Seit Einführung der im Infektionsschutzgesetz von 2001 festgeschriebenen Meldepflicht wurden dem Robert-Koch-Institut bislang jährlich zwischen 900 und 1200 EHEC-Infektionen gemeldet. Die tatsächlichen Infektionsraten dürften allerdings deutlich höher liegen, zumal eine Erkrankung bei immunkompetenten Menschen häufig klinisch inapparent verläuft oder lediglich einige Tage unblutigen Durchfall bedeutet, der dann mikrobiologisch nicht spezifiziert wird. Gefürchtete Komplikation ist ein hämolytische-urämisches Syndrom, das nach Auskunft des aktuellen RKI-Ratgebers für Ärzte zu EHEC im Internet schätzungsweise fünf bis zehn Prozent aller symptomatisch EHEC-Infizierten bedroht. Überproportional davon betroffen sind Säuglinge, Kleinkinder, alte und immuninkompetente Menschen.

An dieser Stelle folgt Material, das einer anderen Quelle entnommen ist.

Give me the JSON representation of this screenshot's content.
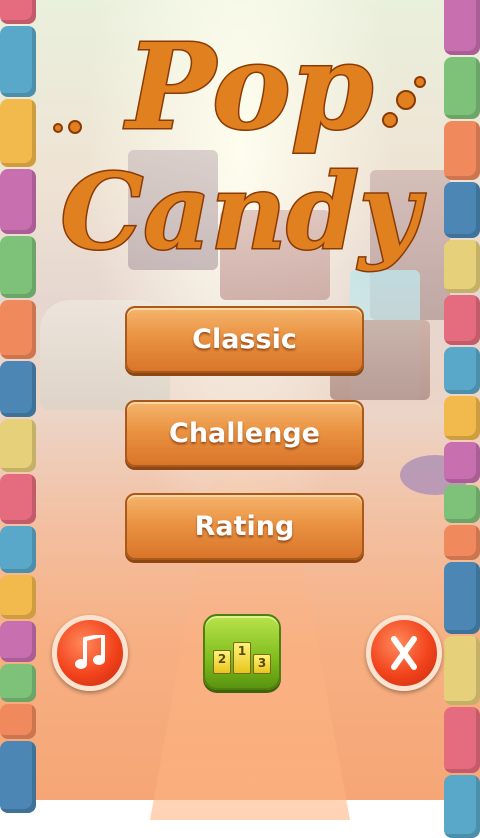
{
  "title": {
    "line1": "Pop",
    "line2": "Candy"
  },
  "menu": [
    {
      "label": "Classic"
    },
    {
      "label": "Challenge"
    },
    {
      "label": "Rating"
    }
  ],
  "podium": [
    "2",
    "1",
    "3"
  ],
  "icons": {
    "music": "music-note-icon",
    "close": "close-x-icon",
    "leaderboard": "podium-icon"
  },
  "colors": {
    "button_orange": "#ea9343",
    "round_red": "#f2431c",
    "leaderboard_green": "#7fbd1d",
    "title_caramel": "#e0801f"
  }
}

Für den Menschen bedeutsamstes EHEC-Reservoir sind bekanntlich wiederkäuende Haustiere wie Rinder, Ziegen und Schafe. Menschen infizieren sich fäkaloral überwiegend über den Kot infizierter Tiere, wobei geringste Spuren ausreichend sein können. Konkrete Ansteckungssituationen sind etwa der direkte Kontakt mit infizierten Tieren (Streichelzoo, Ferien auf dem Bauernhof usw.) oder der Verzehr ungekochter kontaminierter Waren (z.B auf Viehweiden gesammeltes Fallobst, mit Rindermist gedüngtes Gemüse, während der Schlachtung durch Kotspuren verunreinigtes Fleisch, kontaminierte Rohmilch/Rohmilchprodukte usw.).

Über 50 Prozent der Rinderbestände infiziert

Verschiedenen Literaturangaben zufolge sind in Deutschland über 50 Prozent der Rinderbestände EHEC-infiziert, was für die betroffene Tiere üblicherweise folgenlos ist. Kritiker einer modernen Hochleistungslandwirtschaft sehen die Ursache der hohen Nutztierdurchseuchung mit EHEC vor allem in einer nicht mehr artgerechten Fütterung. So führe etwa die stärkereiche Getreidefütterung von Tieren, die evolutionär auf Gras und Heu getrimmt sind, zu einer Veränderung des Darmmilieus, die die Besiedelung mit humanpathogenen EHEC begünstigt. Insbesondere komme es durch eine solche artwidrige Getreidefütterung zu einem pH-Abfall im Verdauungstrakt der Wiederkäuer und damit auch zu einem Selektionvorteil für säureresistente Keime, die dann bei oraler Aufnahme durch den Menschen den Säureschock im humanen Magen leichter überleben. Zitiert wird in diesem Zusammenhang vor allem eine 1998 in Science veröffentlichte Arbeit der Cornell-Universität aus Ithaca im US-Bundesstaat New York, in der unter anderem gezeigt wurde, dass schon nach wenigen Tagen der Umstellung des Futters von getreidehaltigem Kraftfutter auf artgerechtes Rauhfutter (Heu) die EHEC-Last im Rinderkot dramatisch sinkt (Diez-Gonzalez et al, 1998, Science 281:1666-68). Diese nicht zuletzt mächtige Agrarlobby-Kreise störende Arbeit wurde seither von anderen Wissenschaftlergruppen wiederholt in Frage gestellt.